Sara Vale, cofundadora da Associação Portuguesa pelos Direitos da Mulher na Gravidez e Parto (APDMGP), diz serem muitos os relatos de violência obstétrica. “Sempre houve relatos de violência obstétrica. Acho que agora é como se tivesse feito zoom sobre esta questão, mas sempre houve.” Considera que as mulheres começam a identificar melhor as práticas realizadas pelos médicos durante o parto e que “na ideia coletiva social, daquilo que é um parto, as mulheres aceitavam e, portanto, achava-se que tinha que ser assim. E agora há um pouco mais de consciência sobre isso”.
Isabel Valente, também cofundadora da APDMGP, afirma que a marcha é de extrema importância, pois “trata-se de uma violência de género que coloca as mulheres numa posição desigual na sociedade. Elas continuam a ser prejudicadas, ameaçadas e até assassinadas”. Acrescenta que “só é bom quando for bom para todos. Enquanto continuar a ser pior para as mulheres, estamos a perder um património valioso, de metade da humanidade, que não está a ser aproveitado, potenciado e estimulado”. Em relação à violência obstétrica, Isabel conta que são inúmeros os testemunhos de mulheres que não querem ter um segundo filho “devido à péssima experiência de parto que tiveram”.
Foto: Carla Santos / Movimento Violência Obstétrica Portugal
A criminalização de violência obstétrica
Vânia Simões, advogada e dirigente da APDMGP, diz que é difícil que o diploma, apresentado pela deputada Cristina Rodrigues à Assembleia da República propondo a criminalização da violência obstétrica, vá a discussão e aprovação. “Temos uma lei, aprovada em 2019 e essa lei em lugar nenhum diz violência obstétrica. Parece que estamos a lidar com um fantasma. Os juízes não estão inteirados, os advogados também não equiparam estas situações a negligência médica” e, por isso, “as mulheres não conseguem acesso efetivo à justiça, porque os seus casos estão a ser julgados como negligência médica quando não é nada disso que se trata”. Acrescenta ainda que “as instituições falham, a justiça falha, todos falham aqui no reconhecimento e no julgamento deste tipo de situações”.
Tendo em conta que o termo violência obstétrica só agora está a ser trazido a debate público, Vânia diz que “está a entrar no léxico das pessoas, da sociedade”. Conta que quando a associação começou e “quando dizíamos ‘violência obstétrica’, as pessoas viravam a cara e perguntavam do que é que estávamos a falar. Agora, não sentimos essa estranheza e cada vez mais sentimos que já se vai falando com mais naturalidade”, embora “haja ainda um incómodo dos profissionais de saúde em falar e lidar com isto”.
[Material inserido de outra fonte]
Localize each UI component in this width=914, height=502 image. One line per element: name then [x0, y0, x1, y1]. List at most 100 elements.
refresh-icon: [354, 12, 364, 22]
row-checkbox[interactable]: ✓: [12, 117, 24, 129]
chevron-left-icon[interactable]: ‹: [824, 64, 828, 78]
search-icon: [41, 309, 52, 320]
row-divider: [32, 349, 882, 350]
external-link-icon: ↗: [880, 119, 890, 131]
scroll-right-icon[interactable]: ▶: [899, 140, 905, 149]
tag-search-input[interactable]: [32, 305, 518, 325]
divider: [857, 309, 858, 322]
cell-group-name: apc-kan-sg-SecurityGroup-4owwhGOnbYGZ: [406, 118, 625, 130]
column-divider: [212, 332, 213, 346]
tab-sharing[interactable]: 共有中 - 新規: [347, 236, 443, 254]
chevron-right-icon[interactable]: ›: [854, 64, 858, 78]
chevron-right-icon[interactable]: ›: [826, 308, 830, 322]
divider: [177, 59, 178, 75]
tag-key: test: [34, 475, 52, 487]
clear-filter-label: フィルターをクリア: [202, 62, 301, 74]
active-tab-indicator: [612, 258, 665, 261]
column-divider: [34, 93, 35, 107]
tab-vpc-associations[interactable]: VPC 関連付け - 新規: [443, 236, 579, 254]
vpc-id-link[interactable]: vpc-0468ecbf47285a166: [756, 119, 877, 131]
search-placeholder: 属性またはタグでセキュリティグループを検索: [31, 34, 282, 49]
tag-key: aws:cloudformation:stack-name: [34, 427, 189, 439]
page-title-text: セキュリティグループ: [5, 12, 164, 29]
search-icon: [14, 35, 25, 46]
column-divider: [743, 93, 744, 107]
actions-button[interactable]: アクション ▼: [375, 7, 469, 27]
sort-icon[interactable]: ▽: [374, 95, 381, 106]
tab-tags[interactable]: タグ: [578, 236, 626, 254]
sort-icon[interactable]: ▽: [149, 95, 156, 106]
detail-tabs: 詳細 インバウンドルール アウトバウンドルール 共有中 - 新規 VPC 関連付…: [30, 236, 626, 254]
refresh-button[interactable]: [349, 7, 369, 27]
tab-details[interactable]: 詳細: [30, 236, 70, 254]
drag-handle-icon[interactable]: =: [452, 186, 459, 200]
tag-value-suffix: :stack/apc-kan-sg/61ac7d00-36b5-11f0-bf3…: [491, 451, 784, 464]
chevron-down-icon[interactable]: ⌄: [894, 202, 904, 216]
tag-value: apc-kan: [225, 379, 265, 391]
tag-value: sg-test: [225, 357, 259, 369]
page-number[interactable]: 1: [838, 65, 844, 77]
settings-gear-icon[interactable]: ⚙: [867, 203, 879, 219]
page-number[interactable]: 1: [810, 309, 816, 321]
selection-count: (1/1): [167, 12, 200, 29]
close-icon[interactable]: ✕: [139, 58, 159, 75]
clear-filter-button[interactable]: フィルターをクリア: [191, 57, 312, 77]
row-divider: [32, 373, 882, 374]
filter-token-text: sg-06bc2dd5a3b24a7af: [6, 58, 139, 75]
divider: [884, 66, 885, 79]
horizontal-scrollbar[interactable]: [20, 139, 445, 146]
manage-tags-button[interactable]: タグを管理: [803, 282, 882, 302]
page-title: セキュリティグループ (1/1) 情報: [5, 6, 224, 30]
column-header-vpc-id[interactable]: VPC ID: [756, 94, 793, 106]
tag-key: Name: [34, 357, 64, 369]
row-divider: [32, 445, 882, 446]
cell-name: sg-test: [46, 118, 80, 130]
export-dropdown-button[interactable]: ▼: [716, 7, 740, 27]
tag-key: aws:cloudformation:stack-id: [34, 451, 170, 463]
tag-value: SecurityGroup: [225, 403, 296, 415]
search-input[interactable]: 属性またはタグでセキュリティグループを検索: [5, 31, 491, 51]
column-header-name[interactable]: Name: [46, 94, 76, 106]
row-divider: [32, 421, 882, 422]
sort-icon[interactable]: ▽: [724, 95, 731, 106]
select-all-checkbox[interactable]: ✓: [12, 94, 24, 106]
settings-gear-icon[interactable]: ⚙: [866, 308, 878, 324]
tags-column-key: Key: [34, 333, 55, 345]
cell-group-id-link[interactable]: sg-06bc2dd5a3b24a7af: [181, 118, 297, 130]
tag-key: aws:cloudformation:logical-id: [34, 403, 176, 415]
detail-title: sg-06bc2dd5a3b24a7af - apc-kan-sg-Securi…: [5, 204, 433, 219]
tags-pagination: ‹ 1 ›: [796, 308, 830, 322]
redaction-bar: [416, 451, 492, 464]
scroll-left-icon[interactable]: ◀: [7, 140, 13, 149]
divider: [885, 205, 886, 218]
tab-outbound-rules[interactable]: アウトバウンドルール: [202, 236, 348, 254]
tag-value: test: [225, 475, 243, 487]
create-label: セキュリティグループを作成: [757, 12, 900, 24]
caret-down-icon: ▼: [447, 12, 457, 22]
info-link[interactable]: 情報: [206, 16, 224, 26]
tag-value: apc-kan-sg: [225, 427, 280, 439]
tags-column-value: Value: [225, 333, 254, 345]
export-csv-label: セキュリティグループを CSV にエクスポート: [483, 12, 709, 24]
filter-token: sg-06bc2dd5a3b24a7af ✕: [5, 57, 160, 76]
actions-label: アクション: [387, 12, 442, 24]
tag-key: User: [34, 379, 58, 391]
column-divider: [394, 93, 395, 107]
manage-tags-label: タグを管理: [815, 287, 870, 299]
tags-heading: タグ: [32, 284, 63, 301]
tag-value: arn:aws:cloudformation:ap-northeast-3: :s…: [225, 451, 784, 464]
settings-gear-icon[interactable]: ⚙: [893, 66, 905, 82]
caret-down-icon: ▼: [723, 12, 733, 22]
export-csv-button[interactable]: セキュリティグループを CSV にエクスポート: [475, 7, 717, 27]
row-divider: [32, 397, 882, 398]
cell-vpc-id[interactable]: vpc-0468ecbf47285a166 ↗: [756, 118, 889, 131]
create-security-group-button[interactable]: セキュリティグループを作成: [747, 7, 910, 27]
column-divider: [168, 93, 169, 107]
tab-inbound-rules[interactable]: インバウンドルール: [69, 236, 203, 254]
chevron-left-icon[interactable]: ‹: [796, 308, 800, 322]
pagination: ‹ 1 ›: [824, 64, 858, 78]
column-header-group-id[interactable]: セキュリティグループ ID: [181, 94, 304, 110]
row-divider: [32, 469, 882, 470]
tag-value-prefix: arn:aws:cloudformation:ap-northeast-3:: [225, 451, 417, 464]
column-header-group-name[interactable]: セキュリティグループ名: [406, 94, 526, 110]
Vânia considera que é preciso andar passo a passo para a criminalização da violência obstétrica. “Temos que começar pelo reconhecimento mais ténue e depois avançar para aquilo que é o mais gravoso: a criminalização. A criminalização é pôr alguém atrás das grades e temos que tentar, primeiro, pela via cível. Creio que isso teremos em breve aprovado na Assembleia da República.” Acredita que neste ano de 2022 haja novidades e prevê, de uma maneira confiante, que “já teremos o reconhecimento formal e expresso da violência obstétrica na Lei 110/2019, porque é uma lei que ainda não penaliza, mas é importante para a responsabilização civil dos profissionais e dos hospitais”, conclui.
Por volta das 19:20h, depois de ser ouvido o manifesto, as organizações começam a dispersar-se. A praça começa a ficar vazia. Ainda algumas pessoas persistem naquele espaço. Sorrisos expressados através do olhar revelam o sentimento de dever cumprido. Cada pessoa contribuiu para mostrar o que ainda se passa na vida de muitas mulheres: uma luta diária para a igualdade e contra todos os tipos de maltratos.